If we’ve lost our sense of sin, if we casually float thru life without thinking about God’s holiness and our own relationship to him—then we’re in sorry shape.  Until we can look at ourselves and admit sinfulness, like Isaiah, Peter, and so many other people in the Bible; until we can confess our real and specific failings, like King David and St.

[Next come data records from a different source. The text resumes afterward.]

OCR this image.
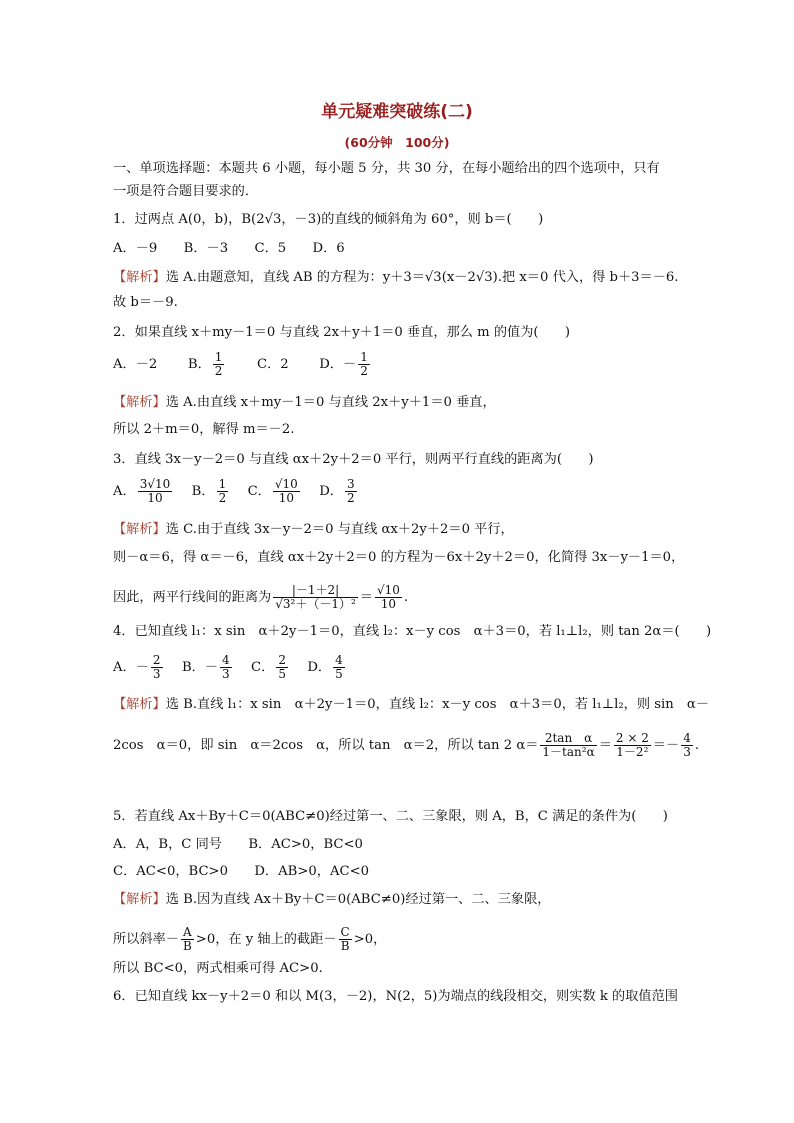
单元疑难突破练(二)
(60分钟　100分)
一、单项选择题：本题共 6 小题，每小题 5 分，共 30 分，在每小题给出的四个选项中，只有
一项是符合题目要求的．
1．过两点 A(0，b)，B(2√3，－3)的直线的倾斜角为 60°，则 b＝(　　)
A．－9　　B．－3　　C．5　　D．6
【解析】选 A.由题意知，直线 AB 的方程为：y＋3＝√3(x－2√3).把 x＝0 代入，得 b＋3＝－6.
故 b＝－9.
2．如果直线 x＋my－1＝0 与直线 2x＋y＋1＝0 垂直，那么 m 的值为(　　)
A．－2　　 B． $\frac{1}{2}$
　　 C．2　　 D．－ $\frac{1}{2}$
【解析】选 A.由直线 x＋my－1＝0 与直线 2x＋y＋1＝0 垂直，
所以 2＋m＝0，解得 m＝－2.
3．直线 3x－y－2＝0 与直线 αx＋2y＋2＝0 平行，则两平行直线的距离为(　　)
A． $\frac{3√10}{10}$
　 B． $\frac{1}{2}$
　 C． $\frac{√10}{10}$
　 D． $\frac{3}{2}$
【解析】选 C.由于直线 3x－y－2＝0 与直线 αx＋2y＋2＝0 平行，
则－α＝6，得 α＝－6，直线 αx＋2y＋2＝0 的方程为－6x＋2y＋2＝0，化简得 3x－y－1＝0，
因此，两平行线间的距离为 $\frac{|-1+2|}{\text{√3²＋（－1）²}} = \frac{√10}{10}$ .
4．已知直线 l₁：x sin　α＋2y－1＝0，直线 l₂：x－y cos　α＋3＝0，若 l₁⊥l₂，则 tan 2α＝(　　)
A．－ $\frac{2}{3}$
　 B．－ $\frac{4}{3}$
　 C． $\frac{2}{5}$
　 D． $\frac{4}{5}$
【解析】选 B.直线 l₁：x sin　α＋2y－1＝0，直线 l₂：x－y cos　α＋3＝0，若 l₁⊥l₂，则 sin　α－
2cos　α＝0，即 sin　α＝2cos　α，所以 tan　α＝2，所以 tan 2 $\alpha= \frac{\text{2tan　α}}{\text{1－tan²α}} = \frac{2 \times 2}{\text{1－2²}} =- \frac{4}{3}$ .
5．若直线 Ax＋By＋C＝0(ABC≠0)经过第一、二、三象限，则 A，B，C 满足的条件为(　　)
A．A，B，C 同号　　B．AC>0，BC<0
C．AC<0，BC>0　　D．AB>0，AC<0
【解析】选 B.因为直线 Ax＋By＋C＝0(ABC≠0)经过第一、二、三象限，
所以斜率－ $\frac{A}{B} >0$，在 y 轴上的截距－ $\frac{C}{B} >0$，
所以 BC<0，两式相乘可得 AC>0.
6．已知直线 kx－y＋2＝0 和以 M(3，－2)，N(2，5)为端点的线段相交，则实数 k 的取值范围
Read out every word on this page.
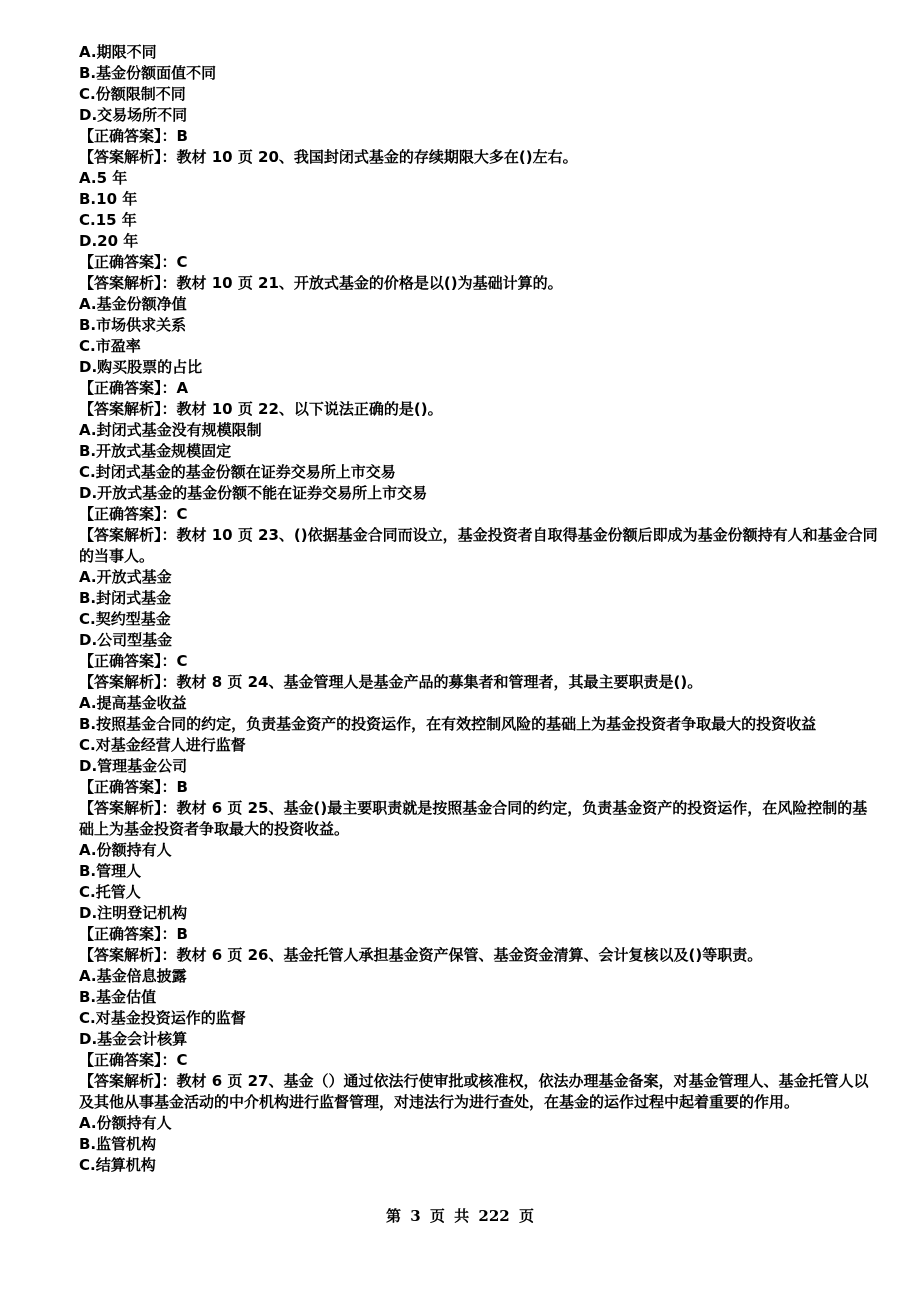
A.期限不同
B.基金份额面值不同
C.份额限制不同
D.交易场所不同
【正确答案】：B
【答案解析】：教材 10 页 20、我国封闭式基金的存续期限大多在()左右。
A.5 年
B.10 年
C.15 年
D.20 年
【正确答案】：C
【答案解析】：教材 10 页 21、开放式基金的价格是以()为基础计算的。
A.基金份额净值
B.市场供求关系
C.市盈率
D.购买股票的占比
【正确答案】：A
【答案解析】：教材 10 页 22、以下说法正确的是()。
A.封闭式基金没有规模限制
B.开放式基金规模固定
C.封闭式基金的基金份额在证券交易所上市交易
D.开放式基金的基金份额不能在证券交易所上市交易
【正确答案】：C
【答案解析】：教材 10 页 23、()依据基金合同而设立，基金投资者自取得基金份额后即成为基金份额持有人和基金合同的当事人。
A.开放式基金
B.封闭式基金
C.契约型基金
D.公司型基金
【正确答案】：C
【答案解析】：教材 8 页 24、基金管理人是基金产品的募集者和管理者，其最主要职责是()。
A.提高基金收益
B.按照基金合同的约定，负责基金资产的投资运作，在有效控制风险的基础上为基金投资者争取最大的投资收益
C.对基金经营人进行监督
D.管理基金公司
【正确答案】：B
【答案解析】：教材 6 页 25、基金()最主要职责就是按照基金合同的约定，负责基金资产的投资运作，在风险控制的基础上为基金投资者争取最大的投资收益。
A.份额持有人
B.管理人
C.托管人
D.注明登记机构
【正确答案】：B
【答案解析】：教材 6 页 26、基金托管人承担基金资产保管、基金资金清算、会计复核以及()等职责。
A.基金倍息披露
B.基金估值
C.对基金投资运作的监督
D.基金会计核算
【正确答案】：C
【答案解析】：教材 6 页 27、基金（）通过依法行使审批或核准权，依法办理基金备案，对基金管理人、基金托管人以及其他从事基金活动的中介机构进行监督管理，对违法行为进行查处，在基金的运作过程中起着重要的作用。
A.份额持有人
B.监管机构
C.结算机构
第 3 页 共 222 页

Paul, we can’t share in Christ’s redemption.  Paul wrote to the Corinthians “that Christ died for our sins” (1 Cor 15:3).  If we don’t admit our sin, then we can’t claim Christ.  We can’t be forgiven if we refuse his forgiveness.

But when we do come to Christ to say, I’m a sinful man (Luke 5:8) or woman, then he gladly says to us, as he did the woman caught in adultery, to sin no more (John 8:11) and gives us his holy grace to help us in that direction.  He proclaims to us, “Your faith has saved you!” (Luke 7:50).

One of the beauties of the sacrament of Penance is that it allows us to confess our sinfulness to Christ out loud, to hear ourselves say it, to get our sins into the open, so to say, by speaking them.  Penance allows us to hear Christ purge our sins away as his minister proclaims, “I absolve you in the name of the Father and of the Son and of the Holy Spirit.”  Psychologically and sacramentally, it’s important for us to hear that.

Confession also offers us a chance for some all-too-rare advice, consolation, and encouragement for our Christian lives.  And, we have to admit, confession is an act of trust in God’s holiness, a holiness so great that it can annihilate our own sinfulness and make us whole again, just as we came from his heart on the day we were baptized.

May we reverence God and know the power of his mercy!